【杉村富生の短期相場観測】 ─トランプ大統領のアキレス腱は……?



「トランプ大統領のアキレス腱は……?」

●1回目の日米交渉は顔見せ、あいさつ!

 厳しい相場展開が続いている。毎度同じことの繰り返しだが、トランプ関税に振り回される構図に変わりがない。ドナルド・トランプ大統領の言動に一喜一憂する日々だ。なにしろ、日経平均株価は4月7日に2644円安、8日は1876円高、9日は1298円安、10日は2894円高と、歴史的な乱高下である。ただ、安値は形成している。

 ボラティリティ(株価変動率)が極端に高い。オプションのプットの売りは全滅、信用取引(買い)は壊滅的なダメージを受けた。もちろん、機関投資家も無傷ではない。NISA(少額投資非課税制度)は新制度発足早々、出鼻をくじかれた格好になっている。まあ、NISAは長期戦だ。腰を据えて耐えるしかない、と思う。

 トランプ関税に関する日米交渉はとりあえず、1回目は無難に終わった。儀礼的な顔見せにすぎない。これで済むと考えていたら間違いだ。アメリカ側はスコット・ベッセント財務長官など苦労人、かつクセ者ぞろいである。日本側の赤沢亮正経済財政・再生相はトランプ大統領との会談後に、自身を「格下も格下」と連呼されていたが、これは無意味だろう。

 国と国の交渉である。格下も格上もあるものか。国、および国民の代表だ。その気概をもって対応してもらいたい。交渉は対等だろう。アメリカは難題を持ちかけてくる。防衛費、農産物、為替(円高圧力)などだ。1970~1980年代のように、すべてを受け入れると、産業は再び空洞化し、デフレ時代に逆戻りする。

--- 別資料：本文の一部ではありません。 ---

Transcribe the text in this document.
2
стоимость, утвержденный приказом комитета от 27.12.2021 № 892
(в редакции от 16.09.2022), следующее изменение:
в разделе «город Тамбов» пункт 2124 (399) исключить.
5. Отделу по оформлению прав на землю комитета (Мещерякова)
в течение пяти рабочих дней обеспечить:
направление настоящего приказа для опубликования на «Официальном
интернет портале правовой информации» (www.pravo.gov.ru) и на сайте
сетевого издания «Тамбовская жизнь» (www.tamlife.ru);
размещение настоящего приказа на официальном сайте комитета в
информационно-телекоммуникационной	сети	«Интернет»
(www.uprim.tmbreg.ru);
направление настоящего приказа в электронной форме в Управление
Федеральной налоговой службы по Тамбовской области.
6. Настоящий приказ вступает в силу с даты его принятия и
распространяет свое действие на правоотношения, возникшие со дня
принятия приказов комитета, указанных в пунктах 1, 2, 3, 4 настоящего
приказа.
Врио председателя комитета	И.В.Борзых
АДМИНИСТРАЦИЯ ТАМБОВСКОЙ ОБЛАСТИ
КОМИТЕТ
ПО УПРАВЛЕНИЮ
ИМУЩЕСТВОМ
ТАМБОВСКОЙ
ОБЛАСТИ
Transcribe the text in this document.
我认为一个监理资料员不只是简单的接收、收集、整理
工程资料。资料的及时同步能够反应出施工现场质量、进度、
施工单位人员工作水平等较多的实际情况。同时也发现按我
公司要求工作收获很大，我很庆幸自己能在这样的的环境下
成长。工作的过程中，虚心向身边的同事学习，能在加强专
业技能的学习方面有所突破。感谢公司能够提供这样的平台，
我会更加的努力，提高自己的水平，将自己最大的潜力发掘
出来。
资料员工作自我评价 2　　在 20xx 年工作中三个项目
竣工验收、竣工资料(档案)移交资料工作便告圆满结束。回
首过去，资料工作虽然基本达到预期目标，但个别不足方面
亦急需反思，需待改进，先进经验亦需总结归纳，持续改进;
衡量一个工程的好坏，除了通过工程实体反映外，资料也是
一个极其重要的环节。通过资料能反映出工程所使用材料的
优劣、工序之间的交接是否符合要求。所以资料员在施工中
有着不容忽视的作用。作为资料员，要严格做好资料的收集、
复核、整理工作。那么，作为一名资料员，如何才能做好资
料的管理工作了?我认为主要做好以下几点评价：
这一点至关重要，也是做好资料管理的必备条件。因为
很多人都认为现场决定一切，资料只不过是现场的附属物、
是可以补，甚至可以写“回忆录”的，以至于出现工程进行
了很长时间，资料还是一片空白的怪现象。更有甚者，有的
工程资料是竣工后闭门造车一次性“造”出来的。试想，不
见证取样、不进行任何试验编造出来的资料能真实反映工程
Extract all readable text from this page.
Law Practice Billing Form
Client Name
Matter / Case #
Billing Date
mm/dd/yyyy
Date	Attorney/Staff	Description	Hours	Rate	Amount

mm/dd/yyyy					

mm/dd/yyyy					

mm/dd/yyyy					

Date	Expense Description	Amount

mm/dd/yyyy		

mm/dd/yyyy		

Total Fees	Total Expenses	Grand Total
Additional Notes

 日本は1兆1259億ドルのアメリカ国債を持っている。中国は7843億ドルだ。かつては日本よりも多く持っていた。ドル債を売って、金(ゴールド)に替えたといわれている。米中貿易摩擦次第ではこれを交渉の切り札に使うだろう。日本側は「貿易黒字がゼロでは資金還流はできない」と主張するべきじゃないか。

●円高圧力には警戒を要する!

 いつまでも「忠犬ハチ公」では困る。同盟国である。今回、為替は話題にならなかったようだ。しかし、安心はできない。交渉に際し、切り札は見せないものだ。アメリカ側は1ドル=120~130円の円高を狙っているらしい。日銀短観によると、輸出企業の想定為替レートは147円35銭である。2026年3月期の業績予想が焦点になろう。

 ちなみに、トランプ大統領のアキレス腱というか、恐れているのはNYダウの暴落(3カ月間に、アメリカ市場の時価総額は1500兆円減少)、金利上昇(10年物国債利回り4.5%超)、支援者の声(「こんなことを望んで献金したわけではない」との批判)、支持率低下(不支持率が10ポイント以上、上回る)など。これらの現象に対応、方針が変わる。

 日本市場の場合、日経平均株価の25日移動平均線とのマイナスカイリ15%超(4月7日の瞬間安値3万0792円の局面ではマイナス16%に)が突っ込み買いのメドになる。そして吹き値売りが基本戦術だ。ただし、マイナスカイリ10%超がそう頻繁にあるわけではない。通常はマイナス6~7%だろう。それまでは材料株での小すくい作戦が有効と判断する。

 具体的にはiPS細胞によるパーキンソン病薬を開発中の住友ファーマ <4506> [東証P]はどうか。住友化学 <4005> [東証P]が筆頭株主だ。発行済み株式数の51.68%を保有している。

 THEグローバル社 <3271> [東証S]には好業績(2025年6月期は最高益、配当は9円増の38円)に加え、思惑妙味がある。

 筆頭株主はSBIホールディングス <8473> [東証P]、発行済み株式数の51.95%を保有する。SBIホールディングスの北尾吉孝会長兼社長はダルトン・インベストメンツ側に立ち、フジ・メディア・ホールディングス <4676> [東証P]の取締役候補に名前が挙がっている。今後、何かと話題になるだろう。

 このほか、首都圏攻略を着々と進める産業廃棄物処理業のミダックホールディングス <6564> [東証P]、スマホ用充電器レンタルのINFORICH <9338> [東証G]、営業支援、広告プラットフォーム展開のジーニー <6562> [東証G]、切り返し急なエイチ・アイ・エス <9603> [東証P]などに妙味があろう。